Auto nella scarpata a Rumo: muore imprigionato tra le lamiere

Tragedia nel tardo pomeriggio di ieri in alta valle di Non, dove un uomo di 52 anni, Martin Thaler, cantoniere e allevatore di Proves, è morto dopo essere finito con la sua auto in una scarpata al di sotto di una strada forestale.
Erano quasi le 18 quando un uomo - che stava transitando lungo la medesima strada, una forestale che collega Lanza, frazione di Rumo, con Proves, paese che si trova subito oltre il confine altoatesino - ha notato un'auto a ruote all'aria quattro - cinque metri al di sotto del punto in cui si trovava in quel momento.


Era l'Audi A4 di Martin Thaler, che forse si trovava in quel punto già da qualche tempo: probabilmente un'ora, anche se solo una volta che forze dell'ordine e sanitari avranno ultimato gli accertamenti sarà possibile non avere dubbi sull'ora esatta in cui l'auto è caduta di sotto. L'uomo ha subito allertato i soccorsi e sul posto si sono portati nel più breve tempo possibile i vigili del fuoco del corpo dei volontari di Rumo, coordinati dal comandante Nicola Torresani, quelli del corpo di Livo con la pinza idraulica e quelli del corpo di Preghena, i sanitari del 118 in ambulanza e l'equipe a bordo dell'elicottero dei vigili del fuoco permanenti di Trento.
Purtroppo però, per Martin Thaler non c'era ormai più nulla da fare: i soccorritori non hanno potuto fare altro che constatare il decesso dell'uomo.

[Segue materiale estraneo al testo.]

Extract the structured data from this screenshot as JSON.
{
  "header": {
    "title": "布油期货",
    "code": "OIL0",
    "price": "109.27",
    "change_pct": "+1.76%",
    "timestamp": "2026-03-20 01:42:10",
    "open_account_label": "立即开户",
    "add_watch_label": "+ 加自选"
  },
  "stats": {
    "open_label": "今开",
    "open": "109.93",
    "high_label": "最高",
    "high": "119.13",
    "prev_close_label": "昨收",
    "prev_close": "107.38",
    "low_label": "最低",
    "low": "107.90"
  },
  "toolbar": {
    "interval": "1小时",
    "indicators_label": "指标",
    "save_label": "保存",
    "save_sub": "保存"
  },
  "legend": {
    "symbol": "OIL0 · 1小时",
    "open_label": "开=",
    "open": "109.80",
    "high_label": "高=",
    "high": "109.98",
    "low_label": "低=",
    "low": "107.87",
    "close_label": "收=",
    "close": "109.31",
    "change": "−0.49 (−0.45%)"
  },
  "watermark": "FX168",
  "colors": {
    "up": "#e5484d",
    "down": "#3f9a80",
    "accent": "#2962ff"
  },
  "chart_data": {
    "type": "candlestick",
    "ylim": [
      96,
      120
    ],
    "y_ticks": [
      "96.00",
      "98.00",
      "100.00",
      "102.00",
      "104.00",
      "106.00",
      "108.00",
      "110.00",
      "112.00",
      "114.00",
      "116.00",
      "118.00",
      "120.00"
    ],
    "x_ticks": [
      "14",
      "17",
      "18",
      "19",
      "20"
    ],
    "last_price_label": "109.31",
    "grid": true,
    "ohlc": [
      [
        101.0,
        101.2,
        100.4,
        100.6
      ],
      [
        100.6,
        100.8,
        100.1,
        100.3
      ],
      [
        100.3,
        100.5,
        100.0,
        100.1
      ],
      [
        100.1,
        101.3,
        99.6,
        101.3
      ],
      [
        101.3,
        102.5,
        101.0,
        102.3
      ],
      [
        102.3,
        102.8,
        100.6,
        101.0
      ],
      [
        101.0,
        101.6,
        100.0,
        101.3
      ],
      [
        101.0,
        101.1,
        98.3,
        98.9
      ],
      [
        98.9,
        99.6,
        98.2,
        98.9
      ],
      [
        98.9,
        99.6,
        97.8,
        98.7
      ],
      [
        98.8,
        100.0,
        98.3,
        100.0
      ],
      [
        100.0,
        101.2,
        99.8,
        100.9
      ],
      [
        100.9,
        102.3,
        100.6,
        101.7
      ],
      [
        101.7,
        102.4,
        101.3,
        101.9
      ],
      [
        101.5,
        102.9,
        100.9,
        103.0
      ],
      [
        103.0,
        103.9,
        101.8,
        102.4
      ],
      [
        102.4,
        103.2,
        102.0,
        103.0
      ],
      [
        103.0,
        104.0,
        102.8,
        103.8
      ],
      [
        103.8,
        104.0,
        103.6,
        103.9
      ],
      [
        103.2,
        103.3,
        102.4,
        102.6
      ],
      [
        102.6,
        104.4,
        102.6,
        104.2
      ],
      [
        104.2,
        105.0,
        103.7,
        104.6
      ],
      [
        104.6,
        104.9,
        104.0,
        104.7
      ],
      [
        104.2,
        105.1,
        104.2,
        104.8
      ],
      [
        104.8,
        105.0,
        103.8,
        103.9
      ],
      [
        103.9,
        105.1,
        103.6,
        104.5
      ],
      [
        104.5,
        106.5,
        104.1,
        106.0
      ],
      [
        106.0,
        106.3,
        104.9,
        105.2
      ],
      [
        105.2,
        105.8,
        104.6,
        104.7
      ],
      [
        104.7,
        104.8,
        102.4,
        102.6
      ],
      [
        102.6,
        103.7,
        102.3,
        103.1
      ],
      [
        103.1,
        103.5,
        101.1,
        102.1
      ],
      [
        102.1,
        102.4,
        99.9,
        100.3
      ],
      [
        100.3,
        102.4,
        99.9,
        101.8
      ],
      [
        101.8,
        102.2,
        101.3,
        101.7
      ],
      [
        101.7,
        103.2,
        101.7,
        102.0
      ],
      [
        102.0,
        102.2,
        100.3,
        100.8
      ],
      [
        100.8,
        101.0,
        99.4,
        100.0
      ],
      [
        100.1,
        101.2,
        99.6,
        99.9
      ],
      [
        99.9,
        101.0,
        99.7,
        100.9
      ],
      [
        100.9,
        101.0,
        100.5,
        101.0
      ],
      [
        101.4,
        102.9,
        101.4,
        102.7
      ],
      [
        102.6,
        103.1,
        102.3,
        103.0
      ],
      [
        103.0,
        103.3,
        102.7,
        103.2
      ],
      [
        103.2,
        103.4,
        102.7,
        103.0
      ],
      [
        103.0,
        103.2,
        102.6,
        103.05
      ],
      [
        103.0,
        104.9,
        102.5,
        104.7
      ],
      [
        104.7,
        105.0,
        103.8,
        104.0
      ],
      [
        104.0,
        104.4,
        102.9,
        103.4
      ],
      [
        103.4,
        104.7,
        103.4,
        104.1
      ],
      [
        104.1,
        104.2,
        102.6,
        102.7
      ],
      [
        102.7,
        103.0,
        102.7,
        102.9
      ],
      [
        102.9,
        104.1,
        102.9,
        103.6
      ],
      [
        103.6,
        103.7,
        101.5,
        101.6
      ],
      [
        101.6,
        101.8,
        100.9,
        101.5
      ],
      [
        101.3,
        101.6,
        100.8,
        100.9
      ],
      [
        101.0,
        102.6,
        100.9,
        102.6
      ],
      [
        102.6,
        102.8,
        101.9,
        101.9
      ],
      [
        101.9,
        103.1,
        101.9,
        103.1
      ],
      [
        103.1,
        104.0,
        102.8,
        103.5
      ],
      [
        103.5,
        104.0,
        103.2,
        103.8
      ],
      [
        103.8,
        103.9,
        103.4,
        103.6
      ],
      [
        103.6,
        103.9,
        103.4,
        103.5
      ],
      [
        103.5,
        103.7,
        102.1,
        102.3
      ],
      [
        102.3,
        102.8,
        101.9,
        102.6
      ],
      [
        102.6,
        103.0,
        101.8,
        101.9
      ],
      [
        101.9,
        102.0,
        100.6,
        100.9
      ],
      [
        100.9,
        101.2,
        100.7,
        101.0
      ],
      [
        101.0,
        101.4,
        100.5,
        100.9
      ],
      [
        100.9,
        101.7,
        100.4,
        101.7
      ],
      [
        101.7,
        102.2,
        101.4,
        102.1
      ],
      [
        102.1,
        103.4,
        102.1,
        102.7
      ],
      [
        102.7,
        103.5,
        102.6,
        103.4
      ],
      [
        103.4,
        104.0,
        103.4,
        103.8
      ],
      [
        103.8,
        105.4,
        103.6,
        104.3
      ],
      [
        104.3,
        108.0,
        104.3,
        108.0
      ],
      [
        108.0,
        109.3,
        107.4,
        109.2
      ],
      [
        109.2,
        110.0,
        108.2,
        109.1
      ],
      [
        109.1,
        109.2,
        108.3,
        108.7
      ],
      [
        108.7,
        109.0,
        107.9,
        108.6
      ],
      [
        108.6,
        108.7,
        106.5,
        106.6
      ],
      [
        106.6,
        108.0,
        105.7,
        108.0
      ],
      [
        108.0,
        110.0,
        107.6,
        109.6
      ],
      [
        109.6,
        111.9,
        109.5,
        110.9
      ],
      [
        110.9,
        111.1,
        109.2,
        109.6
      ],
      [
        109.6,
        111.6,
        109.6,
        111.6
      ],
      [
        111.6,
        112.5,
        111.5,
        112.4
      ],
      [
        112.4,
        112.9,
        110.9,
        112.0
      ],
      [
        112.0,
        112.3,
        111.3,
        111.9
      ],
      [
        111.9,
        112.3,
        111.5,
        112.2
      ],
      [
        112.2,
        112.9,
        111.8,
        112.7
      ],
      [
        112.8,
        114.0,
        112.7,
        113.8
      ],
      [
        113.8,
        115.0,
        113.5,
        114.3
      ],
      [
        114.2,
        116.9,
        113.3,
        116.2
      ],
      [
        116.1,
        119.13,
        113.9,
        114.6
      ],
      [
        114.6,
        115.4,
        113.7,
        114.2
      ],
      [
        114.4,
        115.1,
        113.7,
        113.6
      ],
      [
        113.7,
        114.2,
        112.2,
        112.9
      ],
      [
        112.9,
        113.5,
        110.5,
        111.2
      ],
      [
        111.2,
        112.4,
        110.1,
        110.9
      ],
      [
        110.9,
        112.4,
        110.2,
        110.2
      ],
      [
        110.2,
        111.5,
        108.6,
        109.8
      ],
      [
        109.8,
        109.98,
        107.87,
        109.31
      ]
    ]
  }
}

È poi toccato ai carabinieri della stazione di Rumo occuparsi della ricostruzione della tragedia: secondo una prima ipotesi, pare che Thaler stesse viaggiando dalla valle di Non diretto verso casa: dopo aver superato la frazione di Lanza ed essere passato davanti al maso Stasal - circa ottocento metri a monte dell'abitato - ha proseguito imboccando la strada forestale che conduce direttamente a Proves, una comoda alternativa alla provinciale 86 per chi, come lui, era in possesso delle necessarie autorizzazioni per transitare nel bosco. Una strada stretta e ripida, ma che non sembrava riservare pericoli: non è possibile al momento poter dire che cosa, quattrocento metri oltre il maso, abbia spinto Martin a finire fuori strada: forse una distrazione, forse l'improvviso spuntare dal bosco di un animale. Quel che purtroppo è certo è che l'Audi A4 ad un certo punto è uscita di strada, in un punto in cui di fianco si trova un salto di almeno quattro-cinque metri. Disgraziatamente, nel cadere in basso, l'auto si è ribaltata, schiacciando l'uomo nell'abitacolo e non lasciandogli scampo.


La notizia della scomparsa di Thaler si è subito diffusa non solo a Proves, ma anche in tutta l'alta valle di Non: Martin era noto e apprezzato non tanto per la sua professione di cantoniere alla Provincia di Bolzano quanto per la sua attività di allevatore di ovini: le sue pecore - che accudiva assieme al fidato e amato cane, super addestrato e del quale andava fiero - vincevano spesso premi in occasione di fiere ed esposizioni. Recentemente a Rumo proprio Thaler aveva partecipato, con Cheyenne Daprà, ad una serata dedicata all'impegno e alle fatiche della pastorizia. Un appuntamento al quale si era presentato assieme al suo cane, del quale aveva potuto mostrare orgoglioso il livello di preparazione nell'accudire le greggi.
Dolore per la morte di Martin Thaler è stato espresso anche dal consigliere comunale autonomista del capoluogo Alberto Pattini, che aveva avuto modo di conoscere e apprezzare il 52enne: «Era una persona buona, sono molto addolorato».
Thaler lascia la moglie, una figlia ed un figlio.